Back when I was in my early 20s, my neighbours, a young married couple, found out they were expecting their first child. The mom-to-be, Cathy, was working full-time and continued to do so until her baby was born when she became a full-time mom. A few years went by and they had a second child; a few more years went by and their firstborn started school. Cathy began to reinvent herself. While she was still at home with her youngest she took the required training to become a registered real estate agent, she developed her image, she readied herself to re-enter the world as a professional.
I’m reminded of Cathy now, some 15 years later, as my own firstborn will be heading off to school in the fall, and my own desire to reinvent myself has ignited.
Reinventing the self as a woman is not necessarily about going out and finding a new career. It’s about finding balance. So maybe you are a full-time mom and spend every day having little people take from the well of mom, and are not finding any opportunity or inspiration to fill yourself back up. Or maybe you work full-time outside of the home, and your remaining hours are a whirlwind of family and kid-related tasks, only getting an hour to yourself at the end of each day. Either way, as a woman and a mom, you feel stretched in many directions, live with the knowledge that many people count on you, love your family and yet crave something that is outside of them. This is how it’s been for me: out of balance.
The first key to finding balance is to make a decision for yourself and take action. I noticed this with other moms when I wasn’t yet in a place to make this decision for myself. One decided, for example, that even though she could have stayed home, she really wanted to go back to her previous career. Once this decision was made she stopped trying to do everything and be everything. At work she prioritized her career, at home she prioritized her family. Another friend as a full-time mom made a decision to get her body into shape. It became a priority, something she did that was just for her, to feel good in her body, to gain confidence and to feel pride in her own accomplishment.
While these women were making these decisions and taking action, I was hemming and hawing. I didn’t want to commit too much time to working away from my kids; I didn’t want to commit to exercise because I thought perhaps that I’d have more kids. My perception around my kids and their need of me kept me at a standstill. This was not balanced.

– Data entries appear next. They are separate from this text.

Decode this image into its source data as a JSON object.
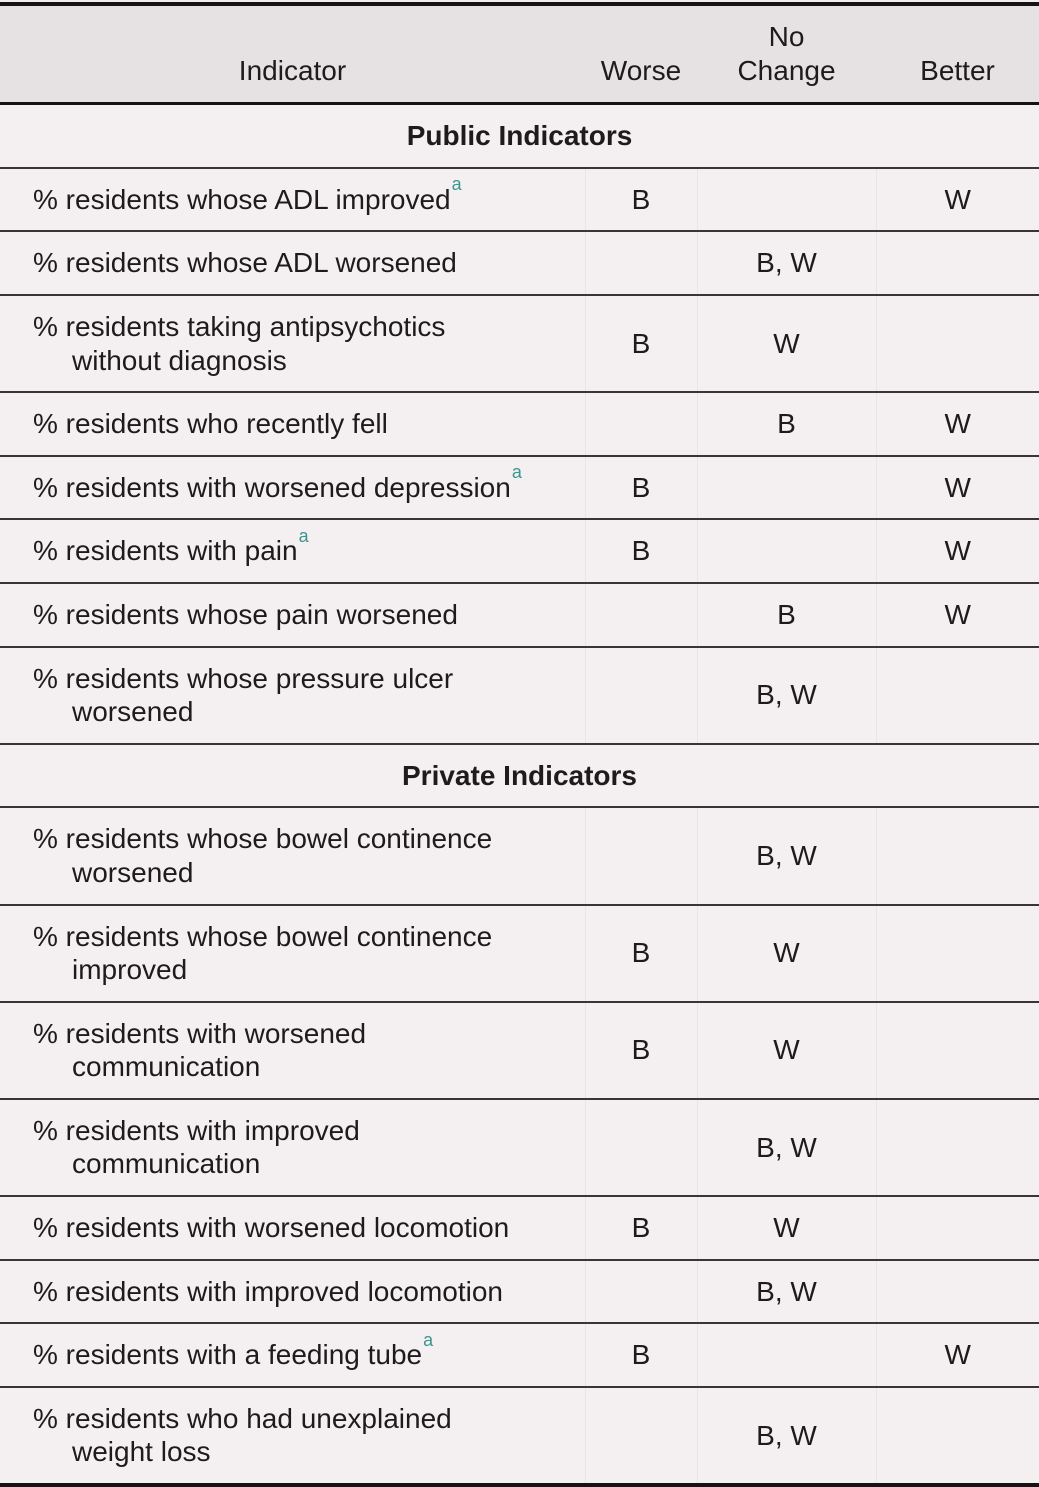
{
  "header": {
    "indicator": "Indicator",
    "worse": "Worse",
    "no_change": "No\nChange",
    "better": "Better"
  },
  "sections": [
    "Public Indicators",
    "Private Indicators"
  ],
  "footnote_marker_color": "#3a968e",
  "rows": [
    {
      "indicator": "% residents whose ADL improved",
      "sup": "a",
      "worse": "B",
      "no_change": "",
      "better": "W"
    },
    {
      "indicator": "% residents whose ADL worsened",
      "sup": "",
      "worse": "",
      "no_change": "B, W",
      "better": ""
    },
    {
      "indicator": "% residents taking antipsychotics\nwithout diagnosis",
      "sup": "",
      "worse": "B",
      "no_change": "W",
      "better": ""
    },
    {
      "indicator": "% residents who recently fell",
      "sup": "",
      "worse": "",
      "no_change": "B",
      "better": "W"
    },
    {
      "indicator": "% residents with worsened depression",
      "sup": "a",
      "worse": "B",
      "no_change": "",
      "better": "W"
    },
    {
      "indicator": "% residents with pain",
      "sup": "a",
      "worse": "B",
      "no_change": "",
      "better": "W"
    },
    {
      "indicator": "% residents whose pain worsened",
      "sup": "",
      "worse": "",
      "no_change": "B",
      "better": "W"
    },
    {
      "indicator": "% residents whose pressure ulcer\nworsened",
      "sup": "",
      "worse": "",
      "no_change": "B, W",
      "better": ""
    },
    {
      "indicator": "% residents whose bowel continence\nworsened",
      "sup": "",
      "worse": "",
      "no_change": "B, W",
      "better": ""
    },
    {
      "indicator": "% residents whose bowel continence\nimproved",
      "sup": "",
      "worse": "B",
      "no_change": "W",
      "better": ""
    },
    {
      "indicator": "% residents with worsened\ncommunication",
      "sup": "",
      "worse": "B",
      "no_change": "W",
      "better": ""
    },
    {
      "indicator": "% residents with improved\ncommunication",
      "sup": "",
      "worse": "",
      "no_change": "B, W",
      "better": ""
    },
    {
      "indicator": "% residents with worsened locomotion",
      "sup": "",
      "worse": "B",
      "no_change": "W",
      "better": ""
    },
    {
      "indicator": "% residents with improved locomotion",
      "sup": "",
      "worse": "",
      "no_change": "B, W",
      "better": ""
    },
    {
      "indicator": "% residents with a feeding tube",
      "sup": "a",
      "worse": "B",
      "no_change": "",
      "better": "W"
    },
    {
      "indicator": "% residents who had unexplained\nweight loss",
      "sup": "",
      "worse": "",
      "no_change": "B, W",
      "better": ""
    }
  ]
}
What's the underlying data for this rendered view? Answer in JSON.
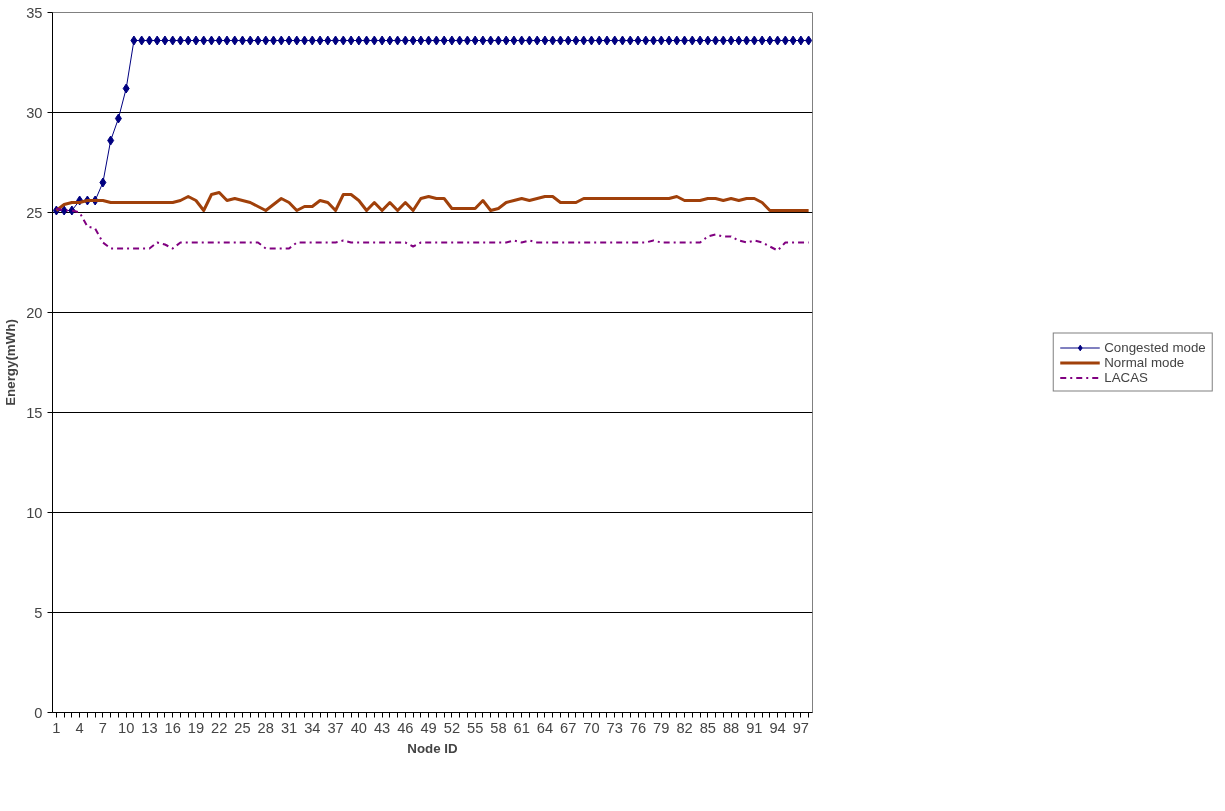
{
  "chart_data": {
    "type": "line",
    "xlabel": "Node ID",
    "ylabel": "Energy(mWh)",
    "categories": [
      "1",
      null,
      null,
      "4",
      null,
      null,
      "7",
      null,
      null,
      "10",
      null,
      null,
      "13",
      null,
      null,
      "16",
      null,
      null,
      "19",
      null,
      null,
      "22",
      null,
      null,
      "25",
      null,
      null,
      "28",
      null,
      null,
      "31",
      null,
      null,
      "34",
      null,
      null,
      "37",
      null,
      null,
      "40",
      null,
      null,
      "43",
      null,
      null,
      "46",
      null,
      null,
      "49",
      null,
      null,
      "52",
      null,
      null,
      "55",
      null,
      null,
      "58",
      null,
      null,
      "61",
      null,
      null,
      "64",
      null,
      null,
      "67",
      null,
      null,
      "70",
      null,
      null,
      "73",
      null,
      null,
      "76",
      null,
      null,
      "79",
      null,
      null,
      "82",
      null,
      null,
      "85",
      null,
      null,
      "88",
      null,
      null,
      "91",
      null,
      null,
      "94",
      null,
      null,
      "97",
      null
    ],
    "ylim": [
      0,
      35
    ],
    "yticks": [
      0,
      5,
      10,
      15,
      20,
      25,
      30,
      35
    ],
    "grid": "y",
    "legend": "right",
    "series": [
      {
        "name": "Congested mode",
        "color": "#000080",
        "marker": "diamond",
        "line_style": "solid",
        "values": [
          25.1,
          25.1,
          25.1,
          25.6,
          25.6,
          25.6,
          26.5,
          28.6,
          29.7,
          31.2,
          33.6,
          33.6,
          33.6,
          33.6,
          33.6,
          33.6,
          33.6,
          33.6,
          33.6,
          33.6,
          33.6,
          33.6,
          33.6,
          33.6,
          33.6,
          33.6,
          33.6,
          33.6,
          33.6,
          33.6,
          33.6,
          33.6,
          33.6,
          33.6,
          33.6,
          33.6,
          33.6,
          33.6,
          33.6,
          33.6,
          33.6,
          33.6,
          33.6,
          33.6,
          33.6,
          33.6,
          33.6,
          33.6,
          33.6,
          33.6,
          33.6,
          33.6,
          33.6,
          33.6,
          33.6,
          33.6,
          33.6,
          33.6,
          33.6,
          33.6,
          33.6,
          33.6,
          33.6,
          33.6,
          33.6,
          33.6,
          33.6,
          33.6,
          33.6,
          33.6,
          33.6,
          33.6,
          33.6,
          33.6,
          33.6,
          33.6,
          33.6,
          33.6,
          33.6,
          33.6,
          33.6,
          33.6,
          33.6,
          33.6,
          33.6,
          33.6,
          33.6,
          33.6,
          33.6,
          33.6,
          33.6,
          33.6,
          33.6,
          33.6,
          33.6,
          33.6,
          33.6,
          33.6
        ]
      },
      {
        "name": "Normal mode",
        "color": "#a0400a",
        "marker": "none",
        "line_style": "solid",
        "values": [
          25.1,
          25.4,
          25.5,
          25.5,
          25.6,
          25.6,
          25.6,
          25.5,
          25.5,
          25.5,
          25.5,
          25.5,
          25.5,
          25.5,
          25.5,
          25.5,
          25.6,
          25.8,
          25.6,
          25.1,
          25.9,
          26.0,
          25.6,
          25.7,
          25.6,
          25.5,
          25.3,
          25.1,
          25.4,
          25.7,
          25.5,
          25.1,
          25.3,
          25.3,
          25.6,
          25.5,
          25.1,
          25.9,
          25.9,
          25.6,
          25.1,
          25.5,
          25.1,
          25.5,
          25.1,
          25.5,
          25.1,
          25.7,
          25.8,
          25.7,
          25.7,
          25.2,
          25.2,
          25.2,
          25.2,
          25.6,
          25.1,
          25.2,
          25.5,
          25.6,
          25.7,
          25.6,
          25.7,
          25.8,
          25.8,
          25.5,
          25.5,
          25.5,
          25.7,
          25.7,
          25.7,
          25.7,
          25.7,
          25.7,
          25.7,
          25.7,
          25.7,
          25.7,
          25.7,
          25.7,
          25.8,
          25.6,
          25.6,
          25.6,
          25.7,
          25.7,
          25.6,
          25.7,
          25.6,
          25.7,
          25.7,
          25.5,
          25.1,
          25.1,
          25.1,
          25.1,
          25.1,
          25.1
        ]
      },
      {
        "name": "LACAS",
        "color": "#800080",
        "marker": "none",
        "line_style": "dashdot",
        "values": [
          25.2,
          25.1,
          25.1,
          25.0,
          24.3,
          24.2,
          23.5,
          23.2,
          23.2,
          23.2,
          23.2,
          23.2,
          23.2,
          23.5,
          23.4,
          23.2,
          23.5,
          23.5,
          23.5,
          23.5,
          23.5,
          23.5,
          23.5,
          23.5,
          23.5,
          23.5,
          23.5,
          23.2,
          23.2,
          23.2,
          23.2,
          23.5,
          23.5,
          23.5,
          23.5,
          23.5,
          23.5,
          23.6,
          23.5,
          23.5,
          23.5,
          23.5,
          23.5,
          23.5,
          23.5,
          23.5,
          23.3,
          23.5,
          23.5,
          23.5,
          23.5,
          23.5,
          23.5,
          23.5,
          23.5,
          23.5,
          23.5,
          23.5,
          23.5,
          23.6,
          23.5,
          23.6,
          23.5,
          23.5,
          23.5,
          23.5,
          23.5,
          23.5,
          23.5,
          23.5,
          23.5,
          23.5,
          23.5,
          23.5,
          23.5,
          23.5,
          23.5,
          23.6,
          23.5,
          23.5,
          23.5,
          23.5,
          23.5,
          23.5,
          23.8,
          23.9,
          23.8,
          23.8,
          23.6,
          23.5,
          23.6,
          23.5,
          23.3,
          23.1,
          23.5,
          23.5,
          23.5,
          23.5
        ]
      }
    ]
  }
}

Balance is getting out of the home an evening per week, whether on your own or with friends. Balance is volunteering your time to a cause that means something to you. Balance is carving out an hour per day to do something that brings you personal joy (aside from your kids), whether it’s baking, exercise, painting or reading. Balance is taking on projects that are all your own, for you, by you, from you. Balance is organizing girls weekends away from homes, partners and kids. Balance is not letting your work or career be more important than your family, but not letting your family be an excuse that keeps you from expressing yourself or your vocation. Balance is being confidently, fearlessly, happily, a mom with a mission. Balance is having yourself as that mission.
Balance, ultimately, is a state of mind. It’s allowing yourself to count. Allowing your goals to matter. It’s not about saying the heck with everything else—that isn’t balance. But in a life where your employers may make demands, your spouse may make demands, and your children most definitely feel entitled to all parts of you, it’s important to know you are also entitled to your time. And to follow this knowledge with action, by actually taking the time you need.
Currently, it is a Saturday morning. I have carved out this time to write because writing is my happy place. My kids are naked, running around the room gathering blankets and pillows into forts. They have emptied clothes from my closet with the intention of putting on a fashion show. I have not planned any activities to occupy them with today so they are finding ways to occupy themselves. And my husband, noticing that I have no intention of emerging from my bubble until my writing is done, is washing dishes and doing laundry. Currently, this is my balance.
I had a mom blog for a while and it went something like this: The first year it was all about the oh’s and ah’s of life with a newborn. The second year was about validating my mom-worth. The third year with a baby and a toddler, I barely made it to post anything at all. And in it’s fourth and final year, I made the realization that that blog wasn’t about the kids at all, but rather about the mom behind the blog. That is to say, being a mom is integral to who I am, but it isn’t all of who I am. And this is kind of what I’ve come to think motherhood in general, that we should be defining ourselves not by our kids, but by the women behind the moms.
It’s not that I’m not pro-kid, because I am. But I’m also pro-woman, pro-mom, pro-caring for yourself and pro-women caring for women. Because, I think, that makes us better women. Because, I think, that makes us better moms. Because, I think, that’s how we achieve balance.